One challenge that arises when constructing co-authorship networks is disambiguating authors’ names. Slight misspellings may split a single author into many nodes, while many authors with the same name may be merged into a single node. These false splits and merges inhibit one’s ability to draw robust inferences about collaborative behaviour from the co-authorship network’s structure.
It is easiest to disambiguate author names when they can be cross-referenced against other data. The NBER RePEc index, from which I extract the authorship data, links some authors to their RePEc author IDs. These IDs allow me to merge some authors who publish under varying names. I also merge authors with (i) sufficiently similar names and (ii) overlapping neighbourhoods in the co-authorship network. Criterion (i) assumes that authors’ names tend to vary from their true values by a few characters only, while criterion (ii) assumes that authors tend to write multiple papers with the same set of co-authors.

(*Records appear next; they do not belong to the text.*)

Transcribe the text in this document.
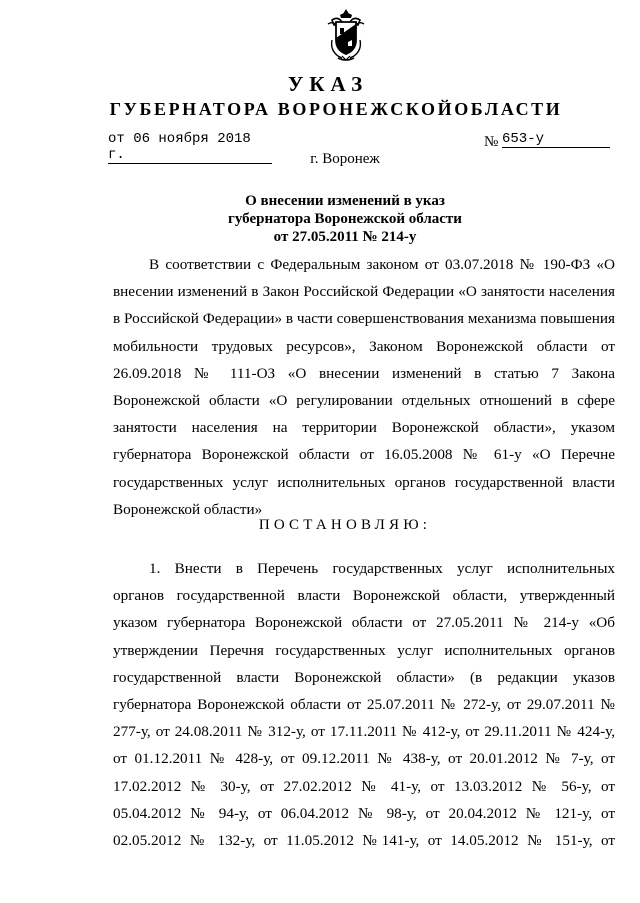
УКАЗ
ГУБЕРНАТОРА ВОРОНЕЖСКОЙОБЛАСТИ
от 06 ноября 2018 г.
№ 653-у
г. Воронеж
О внесении изменений в указ
губернатора Воронежской области
от 27.05.2011 № 214-у
В соответствии с Федеральным законом от 03.07.2018 № 190-ФЗ «О
внесении изменений в Закон Российской Федерации «О занятости населения
в Российской Федерации» в части совершенствования механизма повышения
мобильности трудовых ресурсов», Законом Воронежской области от
26.09.2018 № 111-ОЗ «О внесении изменений в статью 7 Закона
Воронежской области «О регулировании отдельных отношений в сфере
занятости населения на территории Воронежской области», указом
губернатора Воронежской области от 16.05.2008 № 61-у «О Перечне
государственных услуг исполнительных органов государственной власти
Воронежской области»
ПОСТАНОВЛЯЮ:
1. Внести в Перечень государственных услуг исполнительных
органов государственной власти Воронежской области, утвержденный
указом губернатора Воронежской области от 27.05.2011 № 214-у «Об
утверждении Перечня государственных услуг исполнительных органов
государственной власти Воронежской области» (в редакции указов
губернатора Воронежской области от 25.07.2011 № 272-у, от 29.07.2011 №
277-у, от 24.08.2011 № 312-у, от 17.11.2011 № 412-у, от 29.11.2011 № 424-у,
от 01.12.2011 № 428-у, от 09.12.2011 № 438-у, от 20.01.2012 № 7-у, от
17.02.2012 № 30-у, от 27.02.2012 № 41-у, от 13.03.2012 № 56-у, от
05.04.2012 № 94-у, от 06.04.2012 № 98-у, от 20.04.2012 № 121-у, от
02.05.2012 № 132-у, от 11.05.2012 №141-у, от 14.05.2012 № 151-у, от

Combined, these criteria form a computationally feasible heuristic for identifying and resolving false splits.
In contrast, I do not attempt to identify false merges. One method could be to look for authors who bridge otherwise distant parts of the co-authorship network. This method assumes that authors tend to sort into clusters (e.g., by research interest) and that links between clusters are uncommon. However, this assumption defies the empirical evidence that the co-authorship network among economists has a small-world structure (Goyal et al., 2006).